The draft version of the EPA’s final feasibility study for West Lake lists a number of cleanup options: no action, cover and contain, as planned but not carried out under a 2008 EPA record of decision; extracting all radiologically contaminated material and disposing of it off-site; and two partial removal options.
“After EPA proposes a final remedy for the site, the agency will hold a public comment period before issuing an amendment to the 2008 Record of Decision (ROD), at which time the agency will notify congressional offices,” Washburn wrote.
EPA Administrator Scott Pruitt would have to sign the ROD amendment for any Superfund Site cleanup remedy costing $50 million or more. Apart from no action, the remedies listed in the draft final feasibility study all exceed that amount: cover and contain would be the least expensive at $67 million for capital construction, followed by the two partial excavation options at $313 million and $361 million, and the capital cost for complete remediation coming in at $616 million.

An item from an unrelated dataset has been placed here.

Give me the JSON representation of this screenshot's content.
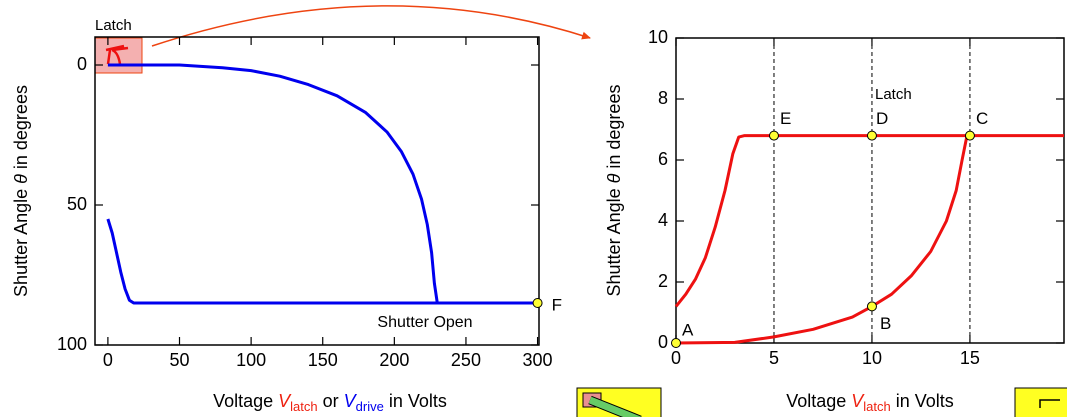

Once the EPA selects its remedy, it would begin negotiations with the potentially responsible parties for West Lake on an enforceable deal to carry out the work. That would be followed by remedial design and remedial action.
The remedial design phase involves establishing the technical and engineering for the selected cleanup remedy. The action phase then involves carrying out that remedy.
Based on the selected remedy, the work is projected to take anywhere from 2.7 years to 13.4 years.